After the header line ("state 1 emissions:") is a section that gives the multivariate gaussian distribution for the continuous emission tracks.  The line after the header staes the number of mixture components (2 in this example).  The next line gives the mixture weights for this state (0.2 and 0.8 here).  Next comes the parameters for the first mixture component.  The first line ("1 1e-07") gives the vector of means for the multivariate distribution; the first number on the line says how many elements are in the vector, and the remaining numbers on the line give the vector elements (the means for the continuous tracks, in the same order that those tracks are listed in the schema section at the top of the file).  After this is a line with two numbers ("1  1") in this example; these give the dimensions of the covariance matrix, which is always a square matrix (so the two numbers will always be equal).  In this case the covariance matrix is 1x1 because there is only one continuous track in this example.  The lines that follow give the rows of the covariance matrix.  In this case there's only one line (because the Cov matrix is 1x1) and that line gives the variance of the single continuous track.  After this we just have another mixture component specification; in this example, that second mixture component has a mean of 0.5 and a variance of 0.01.
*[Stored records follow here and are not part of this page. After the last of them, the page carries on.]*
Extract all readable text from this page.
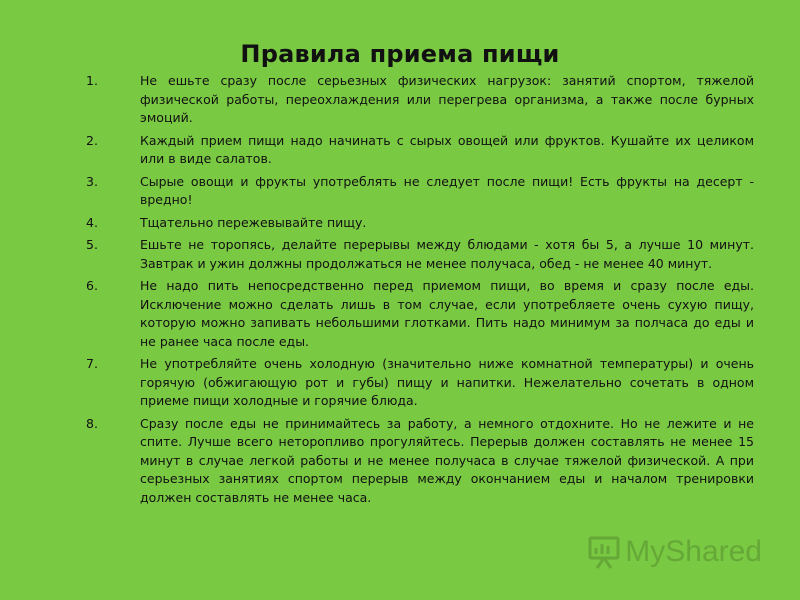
Правила приема пищи
1.	Не ешьте сразу после серьезных физических нагрузок: занятий спортом, тяжелой физической работы, переохлаждения или перегрева организма, а также после бурных эмоций.
2.	Каждый прием пищи надо начинать с сырых овощей или фруктов. Кушайте их целиком или в виде салатов.
3.	Сырые овощи и фрукты употреблять не следует после пищи! Есть фрукты на десерт - вредно!
4.	Тщательно пережевывайте пищу.
5.	Ешьте не торопясь, делайте перерывы между блюдами - хотя бы 5, а лучше 10 минут. Завтрак и ужин должны продолжаться не менее получаса, обед - не менее 40 минут.
6.	Не надо пить непосредственно перед приемом пищи, во время и сразу после еды. Исключение можно сделать лишь в том случае, если употребляете очень сухую пищу, которую можно запивать небольшими глотками. Пить надо минимум за полчаса до еды и не ранее часа после еды.
7.	Не употребляйте очень холодную (значительно ниже комнатной температуры) и очень горячую (обжигающую рот и губы) пищу и напитки. Нежелательно сочетать в одном приеме пищи холодные и горячие блюда.
8.	Сразу после еды не принимайтесь за работу, а немного отдохните. Но не лежите и не спите. Лучше всего неторопливо прогуляйтесь. Перерыв должен составлять не менее 15 минут в случае легкой работы и не менее получаса в случае тяжелой физической. А при серьезных занятиях спортом перерыв между окончанием еды и началом тренировки должен составлять не менее часа.
MyShared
Finally, each state's discrete emission distribution is given, as a Markov chain.  First we give the order of the chain ("1 order" in this case), followed on the next line by the keyword "alphabet:" and then the actual alphabet letters on the next line after that ("ACGT" in this example).  After this we have the list of N-mers and their emission probabilities in log space.  For N-mers longer than 1 symbol, the log value is a conditional probability: the probability of the last base of the N-mer conditional on the preceding (N-1)-mer.  For example, the line "CCTG    -1.23" would mean that P(G|CCT)=0.2923.